If we step back to think about the high level goals that your typical data scientist tries to achieve — two quite different workflows emerge.
First up — exploratory data analysis. In such case, the focus is put on understanding your dataset, finding some interesting and useful patterns within and presenting them in a way, which will allow decisions to be made. In this sort of work, usually little to no guidance is given from the dataset’s “owner” except for a general direction like finding some anomalies, looking for inefficiencies, recurring patterns or the like. You usually go where the road leads you and your main task is just to get some insights into the processes that actually generated the data. The work usually ends when you simply run out of the designated time slot.

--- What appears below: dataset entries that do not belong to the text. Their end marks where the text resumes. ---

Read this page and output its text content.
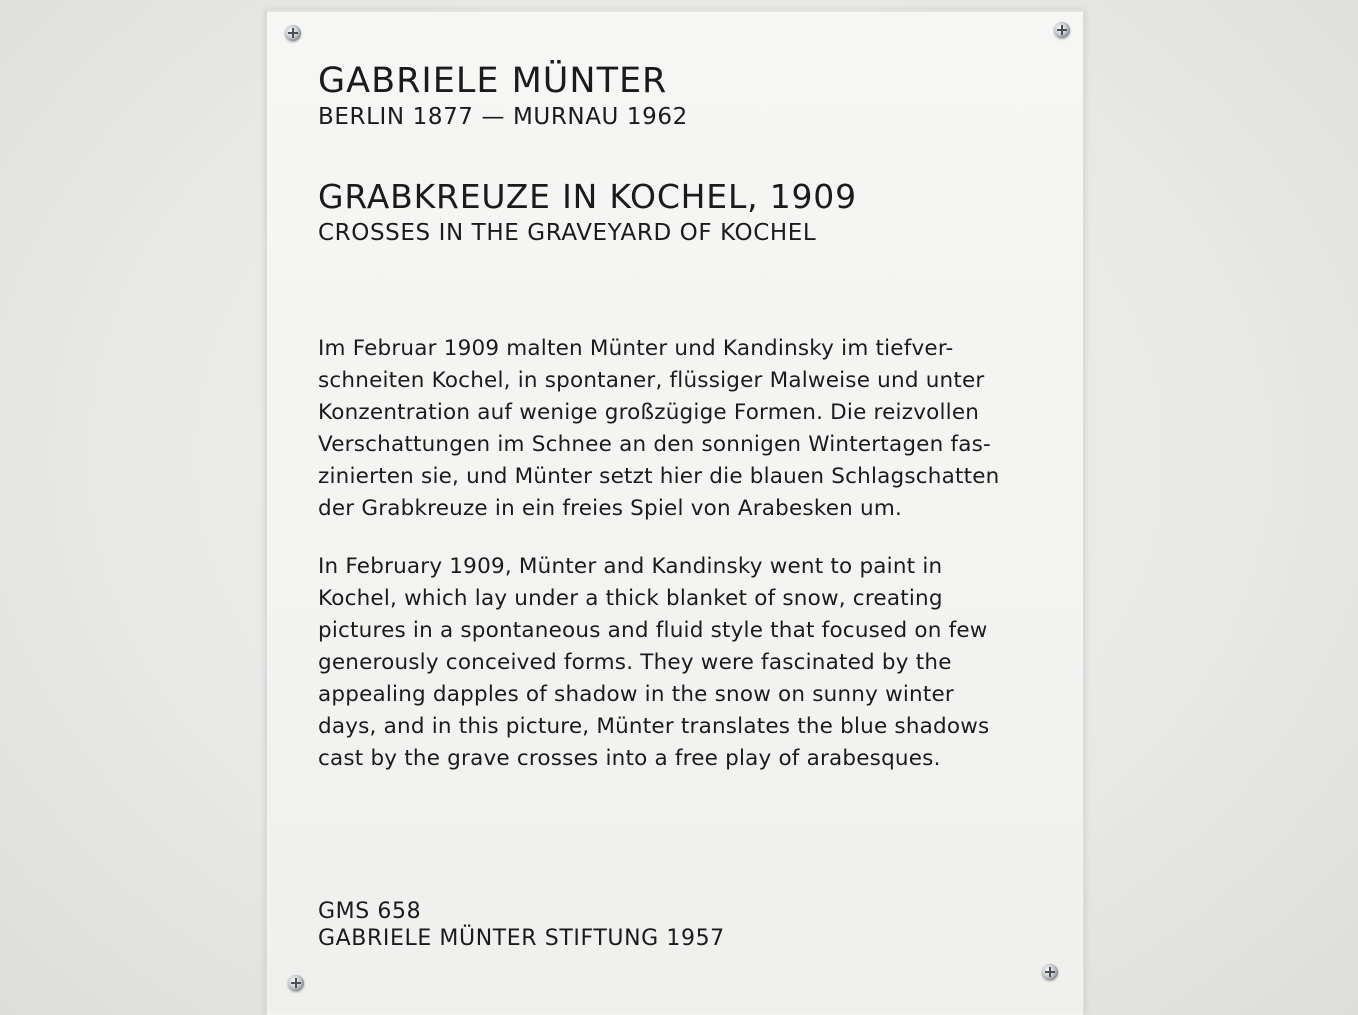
GABRIELE MÜNTER
BERLIN 1877 — MURNAU 1962
GRABKREUZE IN KOCHEL, 1909
CROSSES IN THE GRAVEYARD OF KOCHEL
Im Februar 1909 malten Münter und Kandinsky im tiefver-
schneiten Kochel, in spontaner, flüssiger Malweise und unter
Konzentration auf wenige großzügige Formen. Die reizvollen
Verschattungen im Schnee an den sonnigen Wintertagen fas-
zinierten sie, und Münter setzt hier die blauen Schlagschatten
der Grabkreuze in ein freies Spiel von Arabesken um.
In February 1909, Münter and Kandinsky went to paint in
Kochel, which lay under a thick blanket of snow, creating
pictures in a spontaneous and fluid style that focused on few
generously conceived forms. They were fascinated by the
appealing dapples of shadow in the snow on sunny winter
days, and in this picture, Münter translates the blue shadows
cast by the grave crosses into a free play of arabesques.
GMS 658
GABRIELE MÜNTER STIFTUNG 1957
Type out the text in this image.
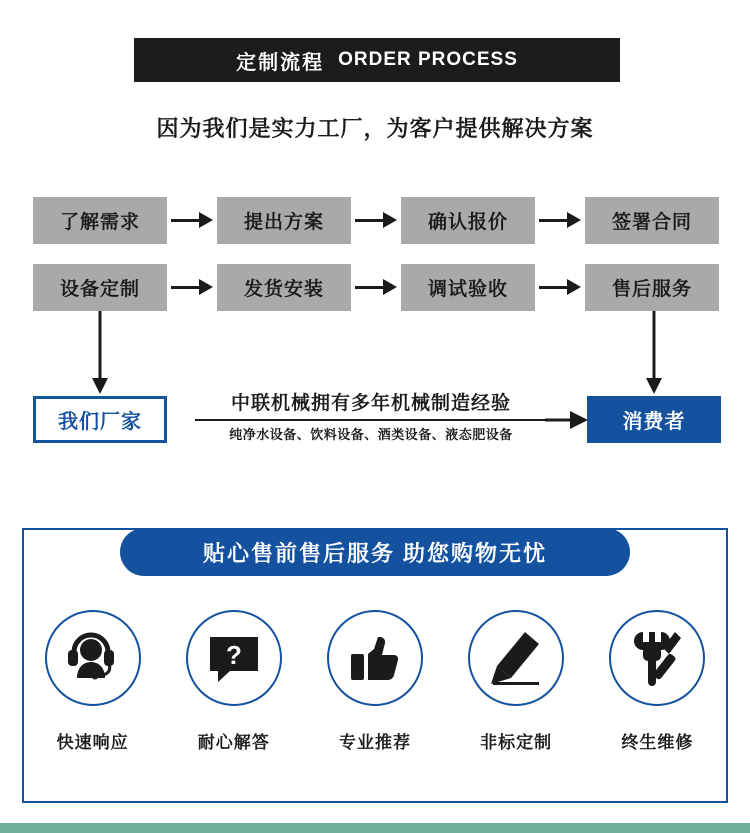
定制流程 ORDER PROCESS
因为我们是实力工厂，为客户提供解决方案
了解需求	提出方案	确认报价	签署合同
设备定制	发货安装	调试验收	售后服务
我们厂家
中联机械拥有多年机械制造经验
纯净水设备、饮料设备、酒类设备、液态肥设备
消费者
贴心售前售后服务 助您购物无忧
快速响应
?
耐心解答	专业推荐	非标定制	终生维修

Another type of work involves creating some sort of predictive model which will be used on previously unseen data. This might be a one-shot thing, if the purpose is only to present and discuss the obtained results with the board of directors. This might also end up in actually shipping your model into a working computational system where it will live and thrive for a long time. Whatever the case, the people who asked you to do this sort of task probably have something (more or less) specific in their minds, so even before starting your work you need to precisely define what are you actually to do.
Because chances are that the data science work is actually spawned by some roughly defined business needs — we have a clash of two realms. The former works best when surrounded by precision and rigor, while the latter stems from the often messy and vague real-world needs. In order to be successful you need to have a translation between these two.
Basically you need to formulate the requirements in the business domain language, translate them into well-defined analytical tasks and determine measurable success criteria. Sounds abstract? Let’s look at some examples.
Sometimes discovering what you actually need to do is straightforward. If you are asked to create a spam filter plugin for a given email client, you can quickly translate this into a binary classification task and assume that your model gets access to email content and metadata. Defining the success criteria will require assuming some acceptable ranges for metrics like accuracy, true and false positives etc. — you can estimate these based on how the currently available solutions perform .
Other times things get a bit more complicated. Let’s say that you’re running an e-commerce website and you would like to include product recommendations on your homepage. This is your business need which can be translated into 2 modelling tasks:
Now we still need a success criterion to tell us whether our results are sufficient. In this case we want to actually use the recommenders if they add some value to our homepage. A simple criterion would be: use the recommenders if they are able to obtain a click-through-rate which is higher than the one currently calculated for the homepage. So in this case you evaluate your new approach on whether, or not it improves the existing state. Another angle would be to compare the performance of your model compared to for example using only the baseline best-sellers part. Either way, you in a sense bootstrap your success criteria .
In real-world scenarios data science tasks cannot be taken for granted — you need to define them. To create a useful definition remember about translating the business language into modelling tasks and creating clear and measurable success criteria. Without this it is difficult to decide whether what you created is complete and actually useful.